El rey había decidido enviarme lo más lejos posible, pero para mala suerte mía, eso significaba estar realmente lejos de ahí. Mi destino era un bosque a casi seis de viaje lejos del reino, en compañía de Dorothea —mi cuidadora y ama de llaves del castillo—, Morris el cochero y mis fieles compañeros... mis libros, hojas, pluma y tinta.
El fanatismo por las historias y cuentos de hadas narrados en los libros, fue lo que me llenó de emoción al saber cuál sería mi destino, pues según la gente del pueblo, muchas cosas sucedían ahí, realmente estaba ansiosa por saber todo acerca de ellas. Ya sé que estar en un lugar frío y húmedo como un bosque en las afueras de Londres no era algo que las personas realmente ansiaran, pero para una fanática de lo increíble como yo... eso era un paraíso.
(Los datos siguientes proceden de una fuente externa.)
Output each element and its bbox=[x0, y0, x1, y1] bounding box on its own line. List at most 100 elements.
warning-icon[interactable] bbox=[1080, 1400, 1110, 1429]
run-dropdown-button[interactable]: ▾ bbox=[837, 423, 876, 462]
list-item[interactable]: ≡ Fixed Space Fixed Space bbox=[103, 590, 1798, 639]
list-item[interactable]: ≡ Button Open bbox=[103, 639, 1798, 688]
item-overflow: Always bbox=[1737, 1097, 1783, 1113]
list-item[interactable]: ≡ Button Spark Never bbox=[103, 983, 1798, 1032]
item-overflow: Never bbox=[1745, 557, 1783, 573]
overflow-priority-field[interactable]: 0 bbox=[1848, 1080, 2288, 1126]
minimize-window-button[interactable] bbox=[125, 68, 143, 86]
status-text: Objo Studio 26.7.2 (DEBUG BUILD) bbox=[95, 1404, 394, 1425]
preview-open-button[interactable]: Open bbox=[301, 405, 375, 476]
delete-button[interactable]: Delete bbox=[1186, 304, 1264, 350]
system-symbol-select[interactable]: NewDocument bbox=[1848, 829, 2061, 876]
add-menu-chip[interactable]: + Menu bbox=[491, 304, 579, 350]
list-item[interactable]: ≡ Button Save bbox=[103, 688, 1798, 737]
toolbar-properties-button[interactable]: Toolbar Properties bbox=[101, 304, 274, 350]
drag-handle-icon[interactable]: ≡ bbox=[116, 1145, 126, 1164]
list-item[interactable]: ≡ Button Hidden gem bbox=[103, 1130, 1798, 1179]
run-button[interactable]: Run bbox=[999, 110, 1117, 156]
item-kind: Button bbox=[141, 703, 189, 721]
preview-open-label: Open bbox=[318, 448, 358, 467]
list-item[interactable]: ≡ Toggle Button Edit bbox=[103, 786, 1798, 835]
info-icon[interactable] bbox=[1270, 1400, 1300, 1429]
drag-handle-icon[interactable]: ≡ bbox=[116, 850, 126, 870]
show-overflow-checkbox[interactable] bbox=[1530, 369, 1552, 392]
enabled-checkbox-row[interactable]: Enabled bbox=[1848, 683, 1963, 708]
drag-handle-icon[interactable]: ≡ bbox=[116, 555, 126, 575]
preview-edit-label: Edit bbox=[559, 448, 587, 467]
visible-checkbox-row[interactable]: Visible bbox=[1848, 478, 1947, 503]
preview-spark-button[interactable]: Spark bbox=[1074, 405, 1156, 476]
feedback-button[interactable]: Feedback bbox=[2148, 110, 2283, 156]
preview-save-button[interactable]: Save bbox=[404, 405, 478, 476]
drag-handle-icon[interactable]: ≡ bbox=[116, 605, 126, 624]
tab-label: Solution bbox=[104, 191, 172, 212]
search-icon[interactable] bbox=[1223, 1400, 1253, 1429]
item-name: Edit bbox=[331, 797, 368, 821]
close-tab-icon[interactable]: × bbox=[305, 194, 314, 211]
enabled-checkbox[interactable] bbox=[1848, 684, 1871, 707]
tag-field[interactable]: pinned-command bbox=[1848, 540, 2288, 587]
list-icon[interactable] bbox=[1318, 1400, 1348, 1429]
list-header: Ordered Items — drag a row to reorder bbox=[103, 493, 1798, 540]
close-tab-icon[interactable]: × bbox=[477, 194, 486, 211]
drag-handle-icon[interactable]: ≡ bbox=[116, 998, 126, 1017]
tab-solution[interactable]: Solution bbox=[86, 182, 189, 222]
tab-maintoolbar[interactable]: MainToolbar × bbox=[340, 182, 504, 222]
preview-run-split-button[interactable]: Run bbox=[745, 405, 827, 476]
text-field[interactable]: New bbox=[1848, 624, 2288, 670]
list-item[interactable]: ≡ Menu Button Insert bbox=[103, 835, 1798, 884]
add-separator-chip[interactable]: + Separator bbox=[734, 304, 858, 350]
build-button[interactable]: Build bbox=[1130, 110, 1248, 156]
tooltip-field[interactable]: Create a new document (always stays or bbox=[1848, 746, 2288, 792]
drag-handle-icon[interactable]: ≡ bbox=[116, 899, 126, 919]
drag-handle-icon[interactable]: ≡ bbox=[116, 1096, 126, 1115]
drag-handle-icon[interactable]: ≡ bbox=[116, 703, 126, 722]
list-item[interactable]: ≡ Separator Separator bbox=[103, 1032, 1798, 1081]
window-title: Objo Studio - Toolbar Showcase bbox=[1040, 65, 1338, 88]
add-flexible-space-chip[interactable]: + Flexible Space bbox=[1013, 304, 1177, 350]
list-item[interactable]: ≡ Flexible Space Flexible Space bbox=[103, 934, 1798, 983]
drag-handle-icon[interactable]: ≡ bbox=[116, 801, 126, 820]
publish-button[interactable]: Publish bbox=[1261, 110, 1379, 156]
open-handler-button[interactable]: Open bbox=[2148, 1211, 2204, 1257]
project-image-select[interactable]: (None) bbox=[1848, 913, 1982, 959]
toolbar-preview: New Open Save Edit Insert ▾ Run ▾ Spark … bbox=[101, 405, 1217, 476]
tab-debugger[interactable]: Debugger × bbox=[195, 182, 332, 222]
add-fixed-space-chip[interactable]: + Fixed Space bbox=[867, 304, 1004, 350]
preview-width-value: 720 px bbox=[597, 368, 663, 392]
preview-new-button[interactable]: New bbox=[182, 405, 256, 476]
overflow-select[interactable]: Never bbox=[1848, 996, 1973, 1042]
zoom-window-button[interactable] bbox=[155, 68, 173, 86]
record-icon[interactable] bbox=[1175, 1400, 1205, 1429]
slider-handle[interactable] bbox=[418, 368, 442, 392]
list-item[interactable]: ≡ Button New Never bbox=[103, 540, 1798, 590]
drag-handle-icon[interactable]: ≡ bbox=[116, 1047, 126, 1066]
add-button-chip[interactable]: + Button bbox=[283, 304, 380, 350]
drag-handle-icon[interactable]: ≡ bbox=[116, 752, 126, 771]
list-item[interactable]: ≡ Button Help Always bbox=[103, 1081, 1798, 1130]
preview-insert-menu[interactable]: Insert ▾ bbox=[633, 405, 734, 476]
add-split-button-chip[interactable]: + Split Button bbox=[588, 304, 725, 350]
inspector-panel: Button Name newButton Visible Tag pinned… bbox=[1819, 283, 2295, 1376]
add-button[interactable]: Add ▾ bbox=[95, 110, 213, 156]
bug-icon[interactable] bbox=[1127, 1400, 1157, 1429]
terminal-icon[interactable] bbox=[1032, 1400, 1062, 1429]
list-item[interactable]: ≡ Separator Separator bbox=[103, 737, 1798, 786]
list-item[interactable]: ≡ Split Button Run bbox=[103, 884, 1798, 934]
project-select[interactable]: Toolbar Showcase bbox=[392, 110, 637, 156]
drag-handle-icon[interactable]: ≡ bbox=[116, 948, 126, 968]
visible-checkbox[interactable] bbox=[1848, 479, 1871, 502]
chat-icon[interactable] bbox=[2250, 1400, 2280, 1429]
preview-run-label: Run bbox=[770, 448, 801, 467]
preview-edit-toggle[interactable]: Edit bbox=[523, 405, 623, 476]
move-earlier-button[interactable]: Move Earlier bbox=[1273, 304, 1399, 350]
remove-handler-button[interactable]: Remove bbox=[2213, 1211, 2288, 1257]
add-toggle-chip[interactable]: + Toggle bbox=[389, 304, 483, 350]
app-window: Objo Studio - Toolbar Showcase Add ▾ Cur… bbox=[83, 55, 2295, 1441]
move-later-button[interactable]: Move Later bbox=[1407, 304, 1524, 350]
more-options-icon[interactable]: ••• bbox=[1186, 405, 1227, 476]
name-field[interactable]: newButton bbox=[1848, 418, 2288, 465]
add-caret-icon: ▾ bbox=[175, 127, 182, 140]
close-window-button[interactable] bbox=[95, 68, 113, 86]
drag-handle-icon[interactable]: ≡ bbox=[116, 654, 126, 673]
Llevábamos ya cinco días dentro del coche -sin nuestro descanso en una posada-, ansiando llegar lo antes posible. Fue Dorothea con su acto de sacudir mi hombro levemente para despertarme, quien me avisó que estábamos por llegar.
Ya estábamos dentro del bosque, observando todo lo que ahí dentro se escondía. El cantar de las aves fue lo primero que captaron mís oídos, seguido por el sonido del río y las pisadas escandalizadoras de algunos animales mientras los caballos se habrían paso por el sendero ya cubierto de hojas y pasto. El lugar no parecía tan sombrío como me había comentado Dorothea, todo lo contrario, los rayos que traspasaban las ramas de los arboles le daba un aspecto armónico y brillante al lugar.
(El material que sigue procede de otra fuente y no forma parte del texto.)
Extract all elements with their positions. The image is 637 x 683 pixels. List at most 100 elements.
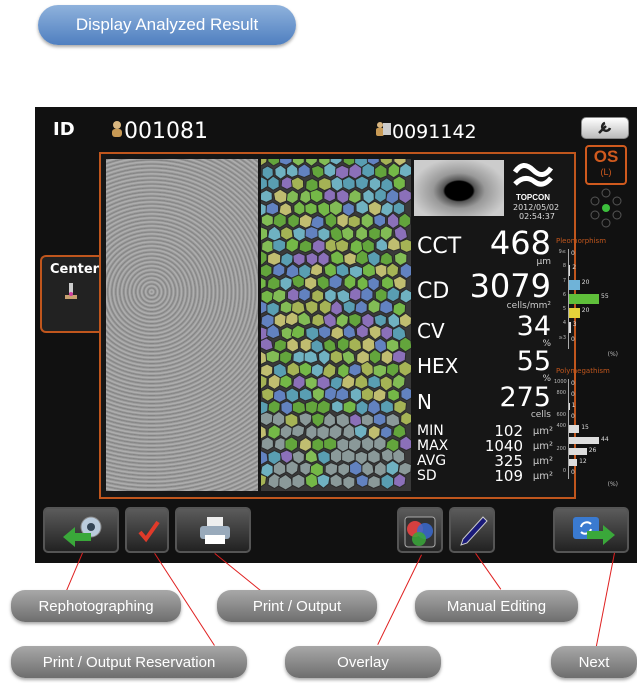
overlay-image — [261, 159, 411, 491]
histogram-bar — [569, 279, 580, 290]
endothelial-cell — [316, 399, 331, 415]
histogram-unit: (%) — [607, 351, 618, 358]
histogram-value: 12 — [579, 457, 587, 465]
endothelial-cell — [317, 227, 331, 242]
endothelial-cell — [298, 387, 313, 402]
camera-back-icon — [61, 515, 105, 552]
endothelial-cell — [273, 312, 288, 328]
endothelial-cell — [285, 189, 300, 205]
endothelial-cell — [336, 212, 351, 229]
eye-side-badge[interactable]: OS (L) — [585, 145, 627, 185]
endothelial-cell — [292, 252, 306, 267]
eye-side-sub: (L) — [600, 167, 612, 177]
endothelial-cell — [374, 263, 389, 279]
histogram-value: 26 — [588, 446, 597, 454]
exam-date: 2012/05/02 — [513, 203, 560, 212]
endothelial-cell — [368, 324, 383, 341]
endothelial-cell — [399, 288, 411, 304]
endothelial-cell — [317, 349, 331, 366]
endothelial-cell — [309, 188, 324, 204]
endothelial-cell — [368, 226, 382, 241]
pen-icon — [459, 515, 489, 552]
endothelial-cell — [398, 336, 411, 353]
endothelial-cell — [317, 325, 332, 340]
endothelial-cell — [373, 213, 387, 228]
endothelial-cell — [265, 201, 279, 216]
endothelial-cell — [310, 412, 326, 428]
stat-row-max: MAX 1040 μm² — [417, 439, 553, 454]
endothelial-cell — [347, 214, 361, 229]
next-arrow-icon — [569, 515, 617, 552]
cv-label: CV — [417, 319, 445, 343]
exam-id: 0091142 — [392, 121, 477, 143]
histogram-bin-label: 5 — [562, 306, 566, 313]
endothelial-cell — [291, 400, 307, 415]
histogram-bin-label: 200 — [556, 445, 566, 452]
overlay-button[interactable] — [397, 507, 443, 553]
endothelial-cell — [311, 288, 325, 303]
stat-label: AVG — [417, 453, 447, 469]
histogram-value: 0 — [571, 380, 575, 387]
microscope-icon — [64, 283, 78, 306]
analysis-panel: TOPCON 2012/05/02 02:54:37 CCT 4 6 8 μm CD… — [99, 152, 618, 499]
print-output-button[interactable] — [175, 507, 251, 553]
callout-line-next — [595, 552, 615, 650]
endothelial-cell — [367, 200, 382, 217]
endothelial-cell — [340, 225, 355, 242]
histogram-value: 0 — [571, 250, 575, 257]
endothelial-cell — [392, 472, 407, 489]
print-reservation-button[interactable] — [125, 507, 169, 553]
topcon-logo: TOPCON — [512, 160, 554, 202]
manual-editing-button[interactable] — [449, 507, 495, 553]
endothelial-cell — [261, 189, 273, 203]
endothelial-cell — [261, 159, 268, 167]
endothelial-cell — [360, 360, 375, 378]
cv-value: 34 — [516, 311, 551, 342]
endothelial-cell — [285, 460, 299, 476]
endothelial-cell — [341, 175, 356, 191]
endothelial-cell — [284, 311, 300, 327]
endothelial-cell — [305, 424, 319, 441]
endothelial-cell — [292, 374, 306, 391]
settings-button[interactable] — [581, 117, 629, 139]
endothelial-cell — [261, 473, 268, 488]
endothelial-cell — [353, 424, 368, 440]
endothelial-cell — [399, 238, 411, 253]
histogram-bin-label: 9≤ — [558, 249, 566, 255]
endothelial-cell — [298, 287, 311, 302]
endothelial-cell — [261, 411, 274, 427]
stat-unit: μm² — [532, 456, 553, 467]
endothelial-cell — [367, 298, 381, 314]
rephotograph-button[interactable] — [43, 507, 119, 553]
endothelial-cell — [361, 460, 375, 477]
endothelial-cell — [355, 473, 370, 488]
endothelial-cell — [322, 411, 337, 428]
histogram-bin-label: 0 — [562, 467, 566, 474]
histogram-value: 1 — [571, 402, 576, 410]
endothelial-cell — [348, 312, 362, 328]
endothelial-cell — [317, 251, 330, 267]
endothelial-cell — [329, 473, 343, 489]
endothelial-cell — [261, 450, 269, 466]
histogram-value: 20 — [581, 278, 590, 286]
endothelial-cell — [261, 300, 268, 315]
endothelial-cell — [311, 387, 326, 403]
endothelial-cell — [348, 362, 363, 377]
brand-text: TOPCON — [515, 193, 551, 202]
side-tab-center[interactable]: Center — [40, 255, 104, 333]
endothelial-cell — [374, 163, 388, 179]
title-pill: Display Analyzed Result — [38, 5, 296, 45]
exam-time: 02:54:37 — [519, 212, 555, 221]
endothelial-cell — [323, 436, 338, 451]
histogram-bin-label: 400 — [556, 423, 566, 430]
histogram-value: 15 — [581, 424, 589, 432]
histogram-value: 0 — [571, 391, 575, 399]
histogram-bar — [569, 436, 599, 444]
endothelial-cell — [265, 349, 281, 364]
endothelial-cell — [316, 424, 331, 441]
endothelial-cell — [337, 462, 351, 477]
histogram-bin-label: 1000 — [554, 379, 567, 385]
next-button[interactable] — [553, 507, 629, 553]
endothelial-cell — [261, 363, 274, 378]
histogram-bin-label: 8 — [562, 263, 566, 270]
Saqué la cabeza por la ventana del coche, y a lo lejos divisé una cabaña un poco vieja. La emoción inundó mi estómago y chillé de alegría, provocando las risas de Dorothea y Morris. Mi padre había escogido bien, el lugar era calmado y lo suficientemente lejos del reino, por la cantidad de animales que en éste había, tampoco indicaba que hubiese cazadores cerca.
―Será mejor que toméis asiento, princesa, ya estamos por llegar― soltó Dorothea a mi lado, tirando de mi vestido para que tomara asiento.
Hice caso a su demanda, pero sin despegar la vista de la ventana, no quería perder detalle alguno del lugar.